Students' lack of language learning

Jan. 12, 2018, 2:07 p.m. | By Eric Feigen | 6 years, 5 months ago

MCPS students only learn the basics of a world language by the time they graduate

For some students, four years of hard work in a language program at Blair can result in a deep and holistic understanding of a foreign language. Unfortunately, this is rarely the case. The majority of Blair students only learn the basics of a language and possess a surface level understanding of that language's related culture and history by the time they graduate high school.

Effectively teaching a foreign language to high school students is difficult to accomplish. In the field of language education, the criteria of what exactly comprises efficient language teaching continues to elude teachers, students, and administrators. The extent of which a student learns is dependent on a variety of different conditions, including age, home encouragement, commitment and the teacher. Of course, all of these factors vary for each Blair student, but an overall trend can be seen where the rigor required to learn a language is only applied towards the end of Blair language cycle, in levels four and above.

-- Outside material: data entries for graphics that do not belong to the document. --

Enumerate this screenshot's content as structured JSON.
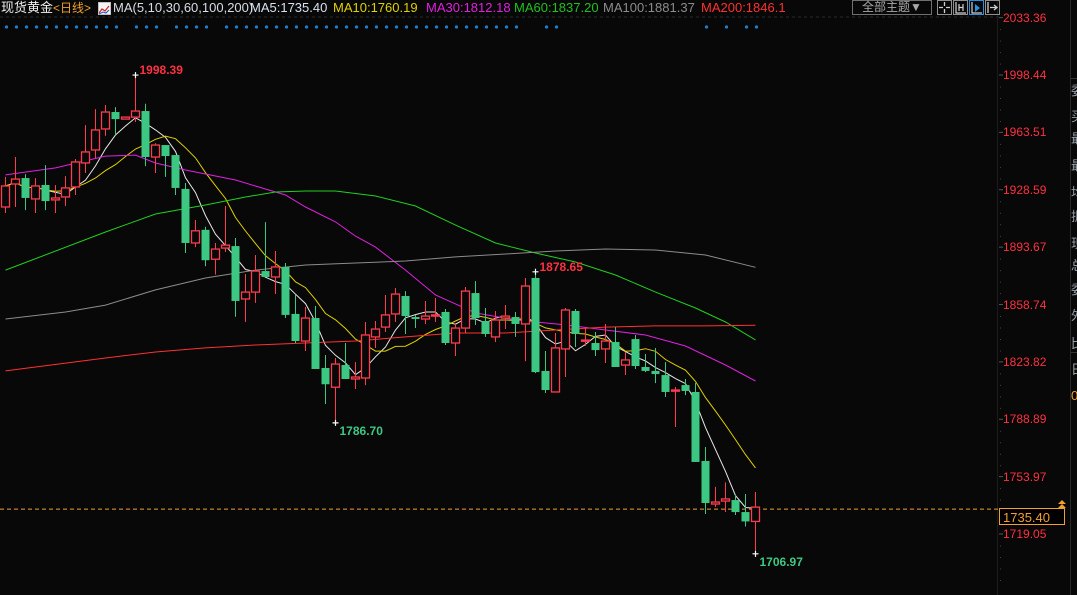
{
  "header": {
    "title": "现货黄金",
    "period": "<日线>",
    "indicator_label": "MA(5,10,30,60,100,200)",
    "ma_values": [
      {
        "label": "MA5:1735.40",
        "color": "#d8e0f0"
      },
      {
        "label": "MA10:1760.19",
        "color": "#e0d000"
      },
      {
        "label": "MA30:1812.18",
        "color": "#e020e0"
      },
      {
        "label": "MA60:1837.20",
        "color": "#20c020"
      },
      {
        "label": "MA100:1881.37",
        "color": "#8c8c8c"
      },
      {
        "label": "MA200:1846.1",
        "color": "#ff3030"
      }
    ],
    "theme_button": "全部主题▼",
    "toolbar_icons": [
      "crosshair-icon",
      "fit-range-icon",
      "play-forward-icon",
      "exit-right-icon"
    ]
  },
  "side_panel": {
    "labels": [
      "委",
      "买",
      "最",
      "最",
      "均",
      "振",
      "现",
      "总",
      "委",
      "外",
      "比",
      "日",
      "0"
    ]
  },
  "chart_data": {
    "type": "candlestick",
    "title": "现货黄金",
    "ylim": [
      1700,
      2044
    ],
    "y_ticks": [
      "2033.36",
      "1998.44",
      "1963.51",
      "1928.59",
      "1893.67",
      "1858.74",
      "1823.82",
      "1788.89",
      "1753.97",
      "1719.05"
    ],
    "colors": {
      "up": "#ff3b4e",
      "down": "#3cc882",
      "last_price": "#f0a030",
      "marker_dots": "#1e7fd0"
    },
    "last_price": "1735.40",
    "annotations": [
      {
        "text": "1998.39",
        "index": 13,
        "price": 1998.39,
        "kind": "high"
      },
      {
        "text": "1878.65",
        "index": 53,
        "price": 1878.65,
        "kind": "high"
      },
      {
        "text": "1786.70",
        "index": 33,
        "price": 1786.7,
        "kind": "low"
      },
      {
        "text": "1706.97",
        "index": 75,
        "price": 1706.97,
        "kind": "low"
      }
    ],
    "marker_dot_indices": [
      0,
      1,
      2,
      3,
      4,
      5,
      6,
      7,
      8,
      9,
      10,
      11,
      13,
      14,
      15,
      17,
      18,
      19,
      20,
      22,
      23,
      24,
      25,
      26,
      27,
      28,
      29,
      30,
      31,
      32,
      33,
      34,
      35,
      36,
      37,
      38,
      39,
      40,
      41,
      42,
      43,
      44,
      45,
      46,
      47,
      48,
      49,
      50,
      51,
      54,
      55,
      70,
      72,
      74,
      75
    ],
    "ohlc": [
      [
        1918.1,
        1936.4,
        1914.4,
        1930.9
      ],
      [
        1932.1,
        1948.5,
        1918.1,
        1935.1
      ],
      [
        1935.7,
        1938.1,
        1916.2,
        1923.6
      ],
      [
        1923.0,
        1935.7,
        1914.4,
        1930.9
      ],
      [
        1931.5,
        1943.6,
        1916.2,
        1921.7
      ],
      [
        1922.4,
        1931.5,
        1914.4,
        1923.6
      ],
      [
        1924.2,
        1936.9,
        1918.7,
        1929.7
      ],
      [
        1930.3,
        1947.3,
        1925.4,
        1945.5
      ],
      [
        1944.9,
        1967.9,
        1938.8,
        1951.6
      ],
      [
        1952.8,
        1977.7,
        1947.9,
        1965.0
      ],
      [
        1965.6,
        1980.2,
        1961.4,
        1975.9
      ],
      [
        1975.9,
        1978.9,
        1962.0,
        1971.6
      ],
      [
        1971.6,
        1972.8,
        1971.6,
        1972.8
      ],
      [
        1972.8,
        1998.39,
        1969.8,
        1976.5
      ],
      [
        1976.5,
        1980.9,
        1943.0,
        1948.5
      ],
      [
        1948.5,
        1957.0,
        1938.8,
        1955.8
      ],
      [
        1955.8,
        1955.8,
        1936.4,
        1949.1
      ],
      [
        1949.7,
        1949.7,
        1925.4,
        1929.7
      ],
      [
        1929.1,
        1932.7,
        1890.1,
        1896.2
      ],
      [
        1896.2,
        1910.2,
        1893.7,
        1903.6
      ],
      [
        1904.2,
        1906.1,
        1882.0,
        1885.7
      ],
      [
        1886.3,
        1896.2,
        1876.9,
        1892.5
      ],
      [
        1893.1,
        1918.7,
        1890.7,
        1894.9
      ],
      [
        1894.3,
        1899.2,
        1851.3,
        1860.9
      ],
      [
        1862.1,
        1877.3,
        1848.2,
        1866.3
      ],
      [
        1866.3,
        1888.9,
        1859.7,
        1879.1
      ],
      [
        1879.1,
        1908.9,
        1876.9,
        1875.5
      ],
      [
        1875.5,
        1891.3,
        1865.1,
        1881.6
      ],
      [
        1881.6,
        1884.0,
        1850.5,
        1852.4
      ],
      [
        1853.0,
        1864.5,
        1835.3,
        1836.5
      ],
      [
        1836.5,
        1857.2,
        1830.4,
        1850.5
      ],
      [
        1850.5,
        1857.8,
        1819.5,
        1819.5
      ],
      [
        1820.1,
        1828.0,
        1798.2,
        1810.2
      ],
      [
        1808.4,
        1826.2,
        1786.7,
        1822.5
      ],
      [
        1821.9,
        1835.3,
        1813.4,
        1813.4
      ],
      [
        1813.4,
        1823.7,
        1807.3,
        1814.6
      ],
      [
        1814.0,
        1848.1,
        1809.7,
        1840.2
      ],
      [
        1839.0,
        1848.7,
        1832.3,
        1843.8
      ],
      [
        1845.0,
        1864.5,
        1842.0,
        1852.4
      ],
      [
        1853.0,
        1868.8,
        1848.1,
        1865.1
      ],
      [
        1863.9,
        1866.9,
        1840.8,
        1851.7
      ],
      [
        1851.1,
        1852.4,
        1844.4,
        1849.9
      ],
      [
        1849.9,
        1860.9,
        1846.9,
        1851.7
      ],
      [
        1851.7,
        1862.7,
        1848.1,
        1852.4
      ],
      [
        1854.2,
        1856.0,
        1834.1,
        1835.3
      ],
      [
        1835.3,
        1847.5,
        1827.4,
        1844.4
      ],
      [
        1844.4,
        1869.4,
        1841.4,
        1866.9
      ],
      [
        1865.7,
        1873.0,
        1846.3,
        1850.5
      ],
      [
        1848.7,
        1856.6,
        1839.0,
        1840.8
      ],
      [
        1839.0,
        1854.8,
        1835.9,
        1849.3
      ],
      [
        1850.5,
        1858.4,
        1843.8,
        1851.7
      ],
      [
        1851.1,
        1854.2,
        1839.0,
        1846.9
      ],
      [
        1846.9,
        1874.9,
        1824.3,
        1870.0
      ],
      [
        1874.9,
        1878.65,
        1817.0,
        1817.6
      ],
      [
        1818.3,
        1830.4,
        1804.9,
        1806.7
      ],
      [
        1805.5,
        1841.4,
        1805.5,
        1832.3
      ],
      [
        1831.7,
        1856.6,
        1814.6,
        1855.4
      ],
      [
        1854.8,
        1856.0,
        1832.9,
        1840.8
      ],
      [
        1836.5,
        1845.0,
        1833.5,
        1837.1
      ],
      [
        1835.3,
        1842.0,
        1827.4,
        1831.0
      ],
      [
        1831.7,
        1846.9,
        1823.1,
        1836.5
      ],
      [
        1835.9,
        1845.0,
        1820.7,
        1820.7
      ],
      [
        1821.9,
        1829.8,
        1815.8,
        1825.0
      ],
      [
        1837.7,
        1840.2,
        1819.5,
        1821.3
      ],
      [
        1820.7,
        1828.6,
        1817.6,
        1818.3
      ],
      [
        1818.3,
        1832.3,
        1810.9,
        1816.4
      ],
      [
        1815.8,
        1823.7,
        1802.4,
        1805.5
      ],
      [
        1806.1,
        1808.5,
        1784.2,
        1806.7
      ],
      [
        1809.7,
        1813.4,
        1803.6,
        1806.1
      ],
      [
        1805.5,
        1811.0,
        1762.9,
        1762.9
      ],
      [
        1763.5,
        1772.0,
        1731.2,
        1737.9
      ],
      [
        1737.3,
        1747.7,
        1735.5,
        1738.5
      ],
      [
        1739.1,
        1750.5,
        1732.4,
        1740.4
      ],
      [
        1739.7,
        1742.8,
        1730.6,
        1732.4
      ],
      [
        1732.4,
        1743.4,
        1723.6,
        1726.7
      ],
      [
        1726.7,
        1744.6,
        1706.97,
        1735.4
      ]
    ],
    "moving_averages": [
      {
        "name": "MA5",
        "period": 5,
        "color": "#e8e8e8"
      },
      {
        "name": "MA10",
        "period": 10,
        "color": "#e0d000"
      },
      {
        "name": "MA30",
        "color": "#e020e0",
        "points": [
          [
            0,
            1937.6
          ],
          [
            5,
            1941.9
          ],
          [
            10,
            1949.1
          ],
          [
            13,
            1949.7
          ],
          [
            15,
            1944.9
          ],
          [
            18,
            1940.6
          ],
          [
            20,
            1938.2
          ],
          [
            23,
            1934.5
          ],
          [
            25,
            1930.9
          ],
          [
            28,
            1925.4
          ],
          [
            30,
            1918.1
          ],
          [
            33,
            1909.0
          ],
          [
            35,
            1900.4
          ],
          [
            37,
            1893.7
          ],
          [
            40,
            1879.7
          ],
          [
            43,
            1864.5
          ],
          [
            47,
            1853.6
          ],
          [
            51,
            1849.3
          ],
          [
            56,
            1846.3
          ],
          [
            60,
            1843.2
          ],
          [
            64,
            1840.2
          ],
          [
            68,
            1833.5
          ],
          [
            72,
            1821.9
          ],
          [
            75,
            1812.18
          ]
        ]
      },
      {
        "name": "MA60",
        "color": "#20d020",
        "points": [
          [
            0,
            1879.7
          ],
          [
            10,
            1902.9
          ],
          [
            15,
            1913.8
          ],
          [
            20,
            1919.3
          ],
          [
            24,
            1924.2
          ],
          [
            27,
            1927.2
          ],
          [
            30,
            1927.8
          ],
          [
            33,
            1927.8
          ],
          [
            37,
            1924.8
          ],
          [
            41,
            1918.7
          ],
          [
            45,
            1907.1
          ],
          [
            49,
            1896.2
          ],
          [
            53,
            1890.1
          ],
          [
            57,
            1884.6
          ],
          [
            61,
            1876.7
          ],
          [
            65,
            1866.3
          ],
          [
            69,
            1856.6
          ],
          [
            72,
            1848.1
          ],
          [
            75,
            1837.2
          ]
        ]
      },
      {
        "name": "MA100",
        "color": "#8c8c8c",
        "points": [
          [
            0,
            1849.9
          ],
          [
            6,
            1854.2
          ],
          [
            10,
            1858.4
          ],
          [
            15,
            1867.6
          ],
          [
            20,
            1874.9
          ],
          [
            25,
            1879.7
          ],
          [
            30,
            1882.8
          ],
          [
            35,
            1884.0
          ],
          [
            40,
            1885.2
          ],
          [
            45,
            1887.7
          ],
          [
            50,
            1889.5
          ],
          [
            55,
            1891.3
          ],
          [
            60,
            1892.5
          ],
          [
            65,
            1891.9
          ],
          [
            70,
            1888.9
          ],
          [
            75,
            1881.37
          ]
        ]
      },
      {
        "name": "MA200",
        "color": "#ff3030",
        "points": [
          [
            0,
            1818.3
          ],
          [
            10,
            1826.2
          ],
          [
            15,
            1829.8
          ],
          [
            20,
            1832.3
          ],
          [
            25,
            1834.1
          ],
          [
            30,
            1835.3
          ],
          [
            35,
            1836.5
          ],
          [
            40,
            1839.0
          ],
          [
            45,
            1841.4
          ],
          [
            50,
            1841.4
          ],
          [
            55,
            1843.2
          ],
          [
            60,
            1845.0
          ],
          [
            65,
            1845.7
          ],
          [
            70,
            1845.7
          ],
          [
            75,
            1846.1
          ]
        ]
      }
    ]
  }
}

Layla Cook instructs her Spanish 3 class Photo courtesy of Katie Calingaert.

MCPS takes a six year approach at teaching a foreign language, where each year represents a level. Levels 1-3 are meant to establish a basic understanding of speaking, reading and writing. Culture and history are not the emphasis of the class. By the end of third year, a surface understanding of the language is developed as students learn the fundamentals of how to speak, read and write. The curriculum includes past, future, and present tense however, present and past seem to take priority and be the strengths of Blair students. Blair freshman Katalin Schuffert, is in Japanese 1 and describes the class, "We mostly repeat and memorize different phrases and vocabulary words. She [Teacher Zoll Yoko] hasn't taught us tenses yet, only the alphabet," Schuffert explained.

While students do cultivate a basic knowledge of a foreign language in the first three years, the amount learned is not adequate enough to provide MCPS students with the ability to speak the language effectively and with fluidity, because there is not enough opportunity to practice. Blair teachers only have four years to teach students, but a six year program is maintained. This innately diminishes the chances that students will be able to learn a new dialect if they start learning a new language in high school.

Levels 4-6 in the MCPS language cycle are where students can really polish their speaking, reading and writing abilities. The curriculum is inherently more rigorous because culture and history are intertwined in lessons. Students learn more complex sentence structures like subjunctive, present perfect and pluperfect. Diction is significantly improved and an emphasis is put on speaking with fluidity and intricate word choice. Years 4-6 are able to accomplish this because the curriculum calls for a different type of teaching. Teachers are encouraged to facilitate in-depth discussions on multi-dimensional issues concerning the foreign language. For instance, in Spanish Five, students examine the attempt at secession in Catalonia, Spain and debate the validity of the issue, all in Spanish. This fosters an environment where students have to apply their Spanish speaking skills in complex speech and learn about what is happening in Spanish speaking countries.

Blair students in French 2 completing classwork.  Photo courtesy of Morgan Casey.

Blair Junior Abhin Kurella describes the ambiance of a Spanish 5 class, "I'm always engaged in Sra. Cuadrados class, the discussions we have [in Spanish] are interesting and I learn the most from speaking and listening to as much Spanish as possible", Kurella said. In addition, teachers only speak in the foreign language, rarely reverting back to English. In comparison to Levels 1-3, where teachers instruct in both English and the foreign language, levels 4-6 restrict communication to only the foreign language, putting students into an environment where they are forced to continuously use the dialect.

As a result of the increase in rigor, many students drop out after level 3 or 4. When students make it level 6 however, they have learned the language proficiently. James McGee, a Blair Junior, is currently in Spanish 6 and believes he has adequately learned the language. "In AP spanish [level 6], you learn the skills needed to help you live in a Spanish-speaking country. I went to El Salvador over the summer and I was able to communicate with the locals with little to no problems," McGee explained.

Unfortunately, Blair's foreign language department can't teach students to speak a new language effectively by the time they graduate due to the fact that the MCPS language cycle is geared for students to achieve proficiency after six years. It is extremely unrealistic that students can learn a new dialect in four years especially because the rigor required to achieve proficiency is only applied in the last three years. Therefore, if a Blair student starts to learn a new language as a freshman it is unlikely they will have a deep and pervasive understanding by the time they graduate. For the majority of students, only a limited knowledge of culture and history is developed due to the fact that it is only effectively integrated in the final three levels of the language. The best way to learn a new dialect through the Montgomery County Public School system is to start in middle school. If a student fails to start the learning process early, the likelihood they are able to develop a deep and holistic understanding of the language greatly diminishes.